Jacques-Louis David’s The Death of Socrates (oil on canvas) is quite a large painting measuring 51.0 in × 77.2 in. The painting shows a group of people in a minimalistic architectural setting. The walls of the room are made of large gray stones with no decorations on them. In the left half of the painting, there is an arch that leads to another room with stairs. At the foreground, David painted a simple wooden bed on which Socrates is sitting. His body is draped in white robes, and he is pointing upwards with his left hand. Around him, there are several people who are completely absorbed in their grief because they know that in a moment Socrates will drink poison and die. To the left of the philosopher, there is a young man who is giving him a cup with poison, but his sorrow is so insurmountable that he cannot even look at it and turns away. All these people are dressed in classical ancient togas of different colors.
David was very careful about the choice of color scheme for this painting. He actively supported neoclassicism which came after the Rococo style that was characterized by playfulness and florid ornaments (Fried). Neoclassical principles aimed at the complete rejection of these features with the focus on simplicity and deep meaning. Therefore, David’s painting is done in very reserved colors – gray, brown, ochre, and others. The even gray background is a powerful contrast to the figures that are located in front of the wall. These elements are supported by the special use of lines. The artist used many straight lines that made the general composition more serious and solemn. Some of the most evident lines are formed by architectural elements – stones, arches, stairs, and the furniture. The shapes that can be seen in this painting are of two different kinds: organic (the bodies of the people) and geometrical (all artificial objects). This combination allowed David to break the monotonous nature of the painting.

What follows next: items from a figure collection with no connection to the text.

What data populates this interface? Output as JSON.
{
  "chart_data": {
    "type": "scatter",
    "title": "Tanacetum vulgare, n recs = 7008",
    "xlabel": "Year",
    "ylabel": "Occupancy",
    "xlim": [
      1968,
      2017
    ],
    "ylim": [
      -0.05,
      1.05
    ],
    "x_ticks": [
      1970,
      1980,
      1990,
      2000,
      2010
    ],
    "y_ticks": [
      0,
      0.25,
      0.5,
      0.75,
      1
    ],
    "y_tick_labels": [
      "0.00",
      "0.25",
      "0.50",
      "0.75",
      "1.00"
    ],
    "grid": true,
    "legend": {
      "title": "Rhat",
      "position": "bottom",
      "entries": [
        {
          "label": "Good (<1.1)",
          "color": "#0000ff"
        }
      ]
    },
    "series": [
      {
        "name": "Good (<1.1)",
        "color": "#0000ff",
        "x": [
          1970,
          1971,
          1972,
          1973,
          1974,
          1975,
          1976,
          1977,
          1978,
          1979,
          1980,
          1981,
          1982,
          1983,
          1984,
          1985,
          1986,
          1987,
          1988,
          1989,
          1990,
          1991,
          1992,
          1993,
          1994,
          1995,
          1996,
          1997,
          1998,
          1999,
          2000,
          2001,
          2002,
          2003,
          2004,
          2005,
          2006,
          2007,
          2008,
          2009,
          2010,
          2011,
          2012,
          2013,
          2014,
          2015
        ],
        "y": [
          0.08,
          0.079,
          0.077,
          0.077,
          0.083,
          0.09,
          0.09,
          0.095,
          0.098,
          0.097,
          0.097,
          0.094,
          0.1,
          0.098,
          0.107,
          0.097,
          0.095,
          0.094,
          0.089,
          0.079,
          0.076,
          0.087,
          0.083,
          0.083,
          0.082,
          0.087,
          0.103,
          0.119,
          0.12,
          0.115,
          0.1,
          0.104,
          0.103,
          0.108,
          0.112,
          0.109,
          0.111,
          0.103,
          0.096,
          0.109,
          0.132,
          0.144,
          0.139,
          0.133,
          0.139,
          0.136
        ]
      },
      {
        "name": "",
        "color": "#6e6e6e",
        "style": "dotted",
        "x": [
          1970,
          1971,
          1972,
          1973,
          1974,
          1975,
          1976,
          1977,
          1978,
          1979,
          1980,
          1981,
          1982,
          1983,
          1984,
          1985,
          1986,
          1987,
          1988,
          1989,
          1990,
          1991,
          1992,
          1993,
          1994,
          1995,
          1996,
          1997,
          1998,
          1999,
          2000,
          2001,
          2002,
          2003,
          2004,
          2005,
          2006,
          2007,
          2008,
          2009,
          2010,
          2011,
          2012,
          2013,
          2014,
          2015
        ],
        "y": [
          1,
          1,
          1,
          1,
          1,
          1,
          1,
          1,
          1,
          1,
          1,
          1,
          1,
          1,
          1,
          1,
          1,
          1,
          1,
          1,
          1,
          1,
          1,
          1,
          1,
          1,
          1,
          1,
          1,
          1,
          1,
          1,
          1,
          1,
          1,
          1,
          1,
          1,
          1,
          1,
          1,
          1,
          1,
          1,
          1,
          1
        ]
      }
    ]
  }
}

It helped him to show the contrast between “coldness” of the architecture and the emotional drama of people who were present in the room. It is also very important to highlight the textures of different objects that make this painting a masterpiece of realistic art. David used very gentle and careful brush strokes to show the three-dimensionality of the space, the clothes of the men, and other elements. He also gingerly positioned the source of light to help him draw the audience’s attention to the most important parts of the painting.
The emphasis is made on the figure of Socrates who is the major focal point of the composition. He was “accused by the Athenian government of denying the gods and corrupting the young through his teachings” (“The Death of Socrates”). However, he was allowed to drink poison himself if he did not want to abandon his ideas. Therefore, the painting shows Socrates at the moment when he is about to die. This subject matter was very topical for France of that period as this painting was created two years before the start of the French Revolution that David supported (Roberts). It has obvious parallels to the society contemporary to David, where the royal power was often used to suppress radical ideas.
David’s art was aimed at introducing new concepts that would be opposite to the “royal” style of the previous epochs, so he paid close attention to making his painting balanced and united, unlike many jocular paintings of Rococo. The group of people at the foreground looks chaotic due to the overwhelming emotions that cause them great pain. It is balanced by the architecture and the figure of the old stoic man sitting at the left end of the bed. He is not as agitated as younger men, but it is obvious that he is also very sad about the death of Socrates.
I have chosen this painting because I was deeply impressed by the intensity of the moment depicted by Jacques-Louis David. Moreover, the decision that Socrates was faced with made him one of the people who, in my opinion, had a huge impact on the development of civilization. It is quite possible that if he had chosen to denounce his ideas, they would have been forgotten and the history would take a very different turn. It is a very beautiful work of art in terms of colors, balance, and other elements, but it evokes very sad feelings. Such tragic moments prove that the society often prefers to suppress those who try to bring changes or new ideas. It is still topical for the modern society and, unfortunately, it would be a mistake to say that this suppression is done in a more humanistic way. People are often murdered for their ideas, and it is very important to draw public attention to these issues. Therefore, David’s painting can be an effective reminder to be more democratic and tolerant.